2. Set goals that make sense. With the benefit of self-reflection, you can set goals that are realistic and achievable. Let’s take the example of exercising more regularly, which is a common theme in New Year’s resolutions. Instead of setting expectations that are too high—going to the gym for two hours a day, seven days a week—how about starting with a one-hour workout, three days a week? While that may seem anticlimactic compared with your grandiose plan, the pursuit of realistic goals is far more effective in helping you develop healthy habits.

As you set incremental goals toward your desired outcome, the key is to make them aggressive enough to be meaningful, while still being achievable.

Harry Kraemer

The same approach applies to your career. Perhaps you’ve decided that this is the year you want to get a bigger title, more money, more responsibility. However, instead of trying to reach that higher level in one step, set a plan to pursue stretch assignments, engage with a mentor, and meet regularly with your boss about goal setting and accountability. Not only will you have a plan for pursuing a promotion, but you’ll also be better prepared when you land the new position.

3. Focus on progress, not perfection. As you set incremental goals toward your desired outcome, the key is to make them aggressive enough to be meaningful, while still being achievable. Let’s say that you’re running a $20 million division and you want to grow to $100 million in annual sales. To get there, you need a plan— or example, to increase sales next year by 50 percent to $30 million. With that momentum, growth can continue or even accelerate until reaching $100 million.
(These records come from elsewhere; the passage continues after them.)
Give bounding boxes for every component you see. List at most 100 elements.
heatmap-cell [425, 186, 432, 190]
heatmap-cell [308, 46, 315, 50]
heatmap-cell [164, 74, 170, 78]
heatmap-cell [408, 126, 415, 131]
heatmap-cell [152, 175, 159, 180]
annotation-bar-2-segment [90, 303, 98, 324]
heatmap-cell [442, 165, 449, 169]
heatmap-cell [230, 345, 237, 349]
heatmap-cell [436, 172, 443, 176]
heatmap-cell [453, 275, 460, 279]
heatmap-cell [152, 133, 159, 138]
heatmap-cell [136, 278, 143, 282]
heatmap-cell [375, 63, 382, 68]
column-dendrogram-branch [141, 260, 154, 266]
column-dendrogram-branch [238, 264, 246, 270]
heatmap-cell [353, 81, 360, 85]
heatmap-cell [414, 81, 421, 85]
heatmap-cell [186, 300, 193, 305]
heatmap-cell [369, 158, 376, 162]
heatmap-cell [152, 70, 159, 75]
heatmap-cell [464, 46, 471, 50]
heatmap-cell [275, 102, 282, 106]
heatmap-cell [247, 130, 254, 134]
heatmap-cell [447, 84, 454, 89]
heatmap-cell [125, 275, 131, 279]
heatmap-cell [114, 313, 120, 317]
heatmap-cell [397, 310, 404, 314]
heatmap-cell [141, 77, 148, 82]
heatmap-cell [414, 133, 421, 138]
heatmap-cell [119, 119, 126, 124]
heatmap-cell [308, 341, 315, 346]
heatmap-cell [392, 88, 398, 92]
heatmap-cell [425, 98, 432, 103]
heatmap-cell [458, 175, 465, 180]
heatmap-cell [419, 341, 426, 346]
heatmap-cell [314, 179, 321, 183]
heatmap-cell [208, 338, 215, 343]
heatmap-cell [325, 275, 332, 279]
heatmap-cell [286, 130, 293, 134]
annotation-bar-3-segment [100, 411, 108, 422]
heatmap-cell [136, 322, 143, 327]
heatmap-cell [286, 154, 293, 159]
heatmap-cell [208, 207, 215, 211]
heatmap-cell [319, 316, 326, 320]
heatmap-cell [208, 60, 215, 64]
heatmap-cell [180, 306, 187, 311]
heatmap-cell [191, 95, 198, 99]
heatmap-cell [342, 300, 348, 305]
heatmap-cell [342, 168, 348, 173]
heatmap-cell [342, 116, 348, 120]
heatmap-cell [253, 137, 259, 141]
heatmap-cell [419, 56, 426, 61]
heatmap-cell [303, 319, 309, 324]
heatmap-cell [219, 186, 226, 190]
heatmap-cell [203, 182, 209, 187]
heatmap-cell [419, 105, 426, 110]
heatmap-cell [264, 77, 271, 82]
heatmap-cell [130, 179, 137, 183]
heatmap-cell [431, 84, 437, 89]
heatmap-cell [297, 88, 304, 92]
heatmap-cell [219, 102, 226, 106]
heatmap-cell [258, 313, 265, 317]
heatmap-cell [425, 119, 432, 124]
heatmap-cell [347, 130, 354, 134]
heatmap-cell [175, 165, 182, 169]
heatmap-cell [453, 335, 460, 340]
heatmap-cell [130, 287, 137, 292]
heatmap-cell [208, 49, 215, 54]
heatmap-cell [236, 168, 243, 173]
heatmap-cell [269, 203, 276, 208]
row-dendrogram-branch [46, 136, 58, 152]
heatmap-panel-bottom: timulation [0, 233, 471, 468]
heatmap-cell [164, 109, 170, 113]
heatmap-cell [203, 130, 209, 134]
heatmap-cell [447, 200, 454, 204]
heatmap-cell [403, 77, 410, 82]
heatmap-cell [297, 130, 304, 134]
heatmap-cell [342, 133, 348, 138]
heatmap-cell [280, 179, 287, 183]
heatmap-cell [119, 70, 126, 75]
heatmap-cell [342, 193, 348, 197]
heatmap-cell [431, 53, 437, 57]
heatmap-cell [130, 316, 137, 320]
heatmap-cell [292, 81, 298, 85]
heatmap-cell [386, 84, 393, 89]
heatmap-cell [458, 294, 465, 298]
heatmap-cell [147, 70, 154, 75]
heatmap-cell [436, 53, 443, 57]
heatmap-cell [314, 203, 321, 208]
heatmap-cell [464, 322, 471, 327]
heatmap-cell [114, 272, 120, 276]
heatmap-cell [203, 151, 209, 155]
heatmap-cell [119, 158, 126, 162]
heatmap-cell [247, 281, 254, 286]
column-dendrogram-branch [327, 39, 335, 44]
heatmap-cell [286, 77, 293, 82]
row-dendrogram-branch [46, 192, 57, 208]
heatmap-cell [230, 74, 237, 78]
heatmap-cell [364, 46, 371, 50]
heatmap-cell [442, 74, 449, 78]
This thinking also applies to personal goals— or example, a marathon. Since you can only run a mile or two right now, an incremental goal for encouraging progress is to train for a 5K (3.1 miles) and then a 10K (6.2 miles). With time and commitment, you may compete in a half-marathon and eventually a marathon.

4. If at first you don’t succeed, try over (and over) again. Your new resolution is to get up at 5:30 each morning to meditate for 20 minutes, then jog for 40 minutes. Before the first week of January ends, though, you’re hitting the snooze button. Don’t give up! Engage in self-reflection to figure out what’s derailing your plan and how to adjust. Perhaps the dark, cold days of January are better for starting with meditation; then begin jogging when the weather improves. Or the issue may be finding support.

When I was an undergraduate student, I decided to start running three miles every morning. The first day it rained, and I was tired. The second day, I had to finish a paper for class. That’s when I told my roommate how difficult it was to run every morning. “I’m going, too,” he told me. Call it camaraderie or competition, as long as one of us was going out the door, the other wouldn’t be left behind—rain or shine.

Your New Year’s resolutions will only be words on paper unless you make them achievable and meaningful. With greater self-awareness of both your priorities and how you currently spend your time, you’ll be able to set resolutions that are far more effective—and help you achieve what matters most to you.